I forgot to take a pic after I painted it but we’ll see it again soon.

I’m running Ivan’s high-ratio primary-gears in this bike. He said the inside of the clutch cover needs some metal removed to clear the larger gear on the crank.

It probably doesn’t need that much taken out but what the hell.

Here is the head all cleaned and ready to have its Kibblewhite valve gear installed. I know a few people who run these heads and they all say they are the duck’s guts. I had 3 done in the US around 4 years ago, this one had the valve guides put in and the seats cut by Rams at least a year ago, and I’m only now getting it ready to go onto a motor. If you need something like a steam locomotive, a ship, a WW2 aircraft, or anything like that restored, don’t call me. It takes me long enough to do a bike.
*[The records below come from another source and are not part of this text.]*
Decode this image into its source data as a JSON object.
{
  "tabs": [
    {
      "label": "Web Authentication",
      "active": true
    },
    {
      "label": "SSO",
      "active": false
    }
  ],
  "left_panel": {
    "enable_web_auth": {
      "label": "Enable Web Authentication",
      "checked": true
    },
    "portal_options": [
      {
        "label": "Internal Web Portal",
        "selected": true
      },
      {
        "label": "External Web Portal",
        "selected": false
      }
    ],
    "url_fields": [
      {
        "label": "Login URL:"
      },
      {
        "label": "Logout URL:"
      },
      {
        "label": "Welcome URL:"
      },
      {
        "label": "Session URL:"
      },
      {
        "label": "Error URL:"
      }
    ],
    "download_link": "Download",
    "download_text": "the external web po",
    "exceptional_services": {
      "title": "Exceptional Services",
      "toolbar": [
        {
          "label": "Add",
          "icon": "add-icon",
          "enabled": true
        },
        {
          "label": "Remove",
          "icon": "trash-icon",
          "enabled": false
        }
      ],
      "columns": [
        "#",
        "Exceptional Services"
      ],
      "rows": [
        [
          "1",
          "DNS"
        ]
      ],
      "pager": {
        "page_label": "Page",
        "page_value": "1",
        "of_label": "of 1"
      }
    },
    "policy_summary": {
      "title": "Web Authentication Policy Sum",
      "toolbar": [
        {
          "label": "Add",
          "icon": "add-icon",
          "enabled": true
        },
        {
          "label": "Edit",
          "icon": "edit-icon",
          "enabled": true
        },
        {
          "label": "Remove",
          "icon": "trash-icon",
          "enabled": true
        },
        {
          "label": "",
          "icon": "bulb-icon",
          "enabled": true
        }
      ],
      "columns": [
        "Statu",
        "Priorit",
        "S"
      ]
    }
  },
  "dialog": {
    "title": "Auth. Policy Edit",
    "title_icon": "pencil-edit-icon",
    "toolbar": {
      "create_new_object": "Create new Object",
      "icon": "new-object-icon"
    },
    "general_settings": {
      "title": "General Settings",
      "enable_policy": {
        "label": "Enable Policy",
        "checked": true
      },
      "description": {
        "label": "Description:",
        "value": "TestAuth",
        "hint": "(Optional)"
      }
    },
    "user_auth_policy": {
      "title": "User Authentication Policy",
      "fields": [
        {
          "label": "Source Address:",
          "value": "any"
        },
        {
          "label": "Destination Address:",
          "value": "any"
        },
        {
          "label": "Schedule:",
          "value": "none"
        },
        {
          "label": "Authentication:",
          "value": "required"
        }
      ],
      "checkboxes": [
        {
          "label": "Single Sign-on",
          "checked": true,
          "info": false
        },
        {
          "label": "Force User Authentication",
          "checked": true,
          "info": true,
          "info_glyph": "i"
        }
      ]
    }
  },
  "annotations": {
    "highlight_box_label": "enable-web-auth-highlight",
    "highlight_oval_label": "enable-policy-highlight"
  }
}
Incidentally, the other 2 heads are off to Rams tomorrow.

 

You know how I like short front mudguards, well the Suzuki item looks nice but since it has a very round cross section and goes well with the cafe tank and tail, I thought it might look a bit odd with the tracker tail which has a square cross section. So, I bought this ‘guard off a pre ‘77 model but just like the Suzuki item, it’s way too long. First job was to separate the sheet metal from the bracket. Then, some rough cuts were made.

 

I marked out my final cut lines with tape and dug out the old angle grinder.

 

 

 

Much better.

 

 

Well, it’s time to get at least one set of body panels into paint and since the tracker set is stripped and the cafe set is not, the tracker gets the nod. Not only that, but I had decals made for the tracker tank a good six months ago and I’m sick of looking at them sitting on a shelf. Before I can take it all to my brother’s shop though, I had to check the fit off the front mudguard and that means “adjusting” the bracket. I marked out lines following the curved section as mentioned earlier and cut along them with an angle grinder. The belt sander cleaned up the edges and after a test fit just to make sure I’d taken out the correct amount, I tacked all the pieces together as seen here.

 

 

That’s better. Now to weld the seams and grind it down smooth.

 

 

With that done, it’s off to Richmond tomorrow and since Windsor is just down the road, I’ll see how Rams is going with my other two heads.